I’m not naive enough to think that the last 5 weeks of gluten-free living provide me with a full understanding of a lifetime of avoidance. However, being in a position to need to make those choices for myself has given me a deeper understanding and greater appreciation for the experience as a whole. My transition could have been much more difficult, but I luckily have a supportive partner who understands both gluten-free living, and my commitment to running and my health. However, this dietary elimination experiment still reared it’s head at the most random times. It would catch me off-guard when I would be out with friends have realize at the last second that I couldn’t eat something or drink something. I spent even more time at the grocery store reading labels, searching for substitutes to my staples, and putting items back on the shelf after I realized I couldn’t eat them anymore. I ended up craving meals that I rarely thought about before. I am much more aware of choice than I was before.
After 5 weeks, my system had been cleared of gluten for the most part, and it was time to test my body. A few days prior to my planned gluten splurge, I inadvertently ate a malted-milk ball, not even thinking about the fact that it had gluten in it (malt)! I did, however, figure it out when my stomach quickly started churning, and I started sweating and feeling nauseous. This was not a good sign! However, I was going to stick to my plan and not jump to any conclusions. On the Sunday following my birthday (with Monday being a rest day), I cracked open a delicious bottle of small batch Sam Adams that I had been saving. Not only did I enjoy that beer more than I had any beer in quite a while, but I was keenly aware of that fact that it may be the last beer I ever have (yes, there are gluten-free beers, but they are a work in progress, to be sure!). After a few hours, I didn’t feel any different. The next day, I was still feeling fine. Perhaps gluten is not the culprit after all?

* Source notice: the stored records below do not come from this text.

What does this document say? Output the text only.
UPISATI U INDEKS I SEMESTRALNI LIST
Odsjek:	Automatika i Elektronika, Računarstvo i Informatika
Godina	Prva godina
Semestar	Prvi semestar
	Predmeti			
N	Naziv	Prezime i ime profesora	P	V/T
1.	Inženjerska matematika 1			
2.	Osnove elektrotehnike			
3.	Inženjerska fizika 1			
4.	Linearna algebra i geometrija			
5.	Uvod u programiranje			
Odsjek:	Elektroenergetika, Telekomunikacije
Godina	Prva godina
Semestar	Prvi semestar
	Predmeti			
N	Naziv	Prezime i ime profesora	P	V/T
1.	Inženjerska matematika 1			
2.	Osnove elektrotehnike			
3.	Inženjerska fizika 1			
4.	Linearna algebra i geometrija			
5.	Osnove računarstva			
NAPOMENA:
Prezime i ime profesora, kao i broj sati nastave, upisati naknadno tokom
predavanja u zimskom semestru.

I’ve had gluten only one other time since that beer, again with no reaction. However, I’m still not entirely convinced that it doesn’t have something to do with my bodily concerns. I haven’t felt overwhelmingly different, but there has been a slight increase in my “comfort” on long runs. I’ve also recently noticed that Gatorade, even in small amounts (when given by others), is too much sugar for my stomach to comfortably handle in addition to my honey stinger chews. I shall indeed stick to water and electrolyte tabs. So, at the end of this interesting experiment, I may not have a concrete solution to the questions I sought out to answer. I’ll keep experimenting. What I do have is an even better appreciation for the effort and energy my partner puts into her diet and the food we eat. Her strength, commitment, and adaptability inspire me on a daily basis, and I’m happy to know that we signed up for this endurance event together!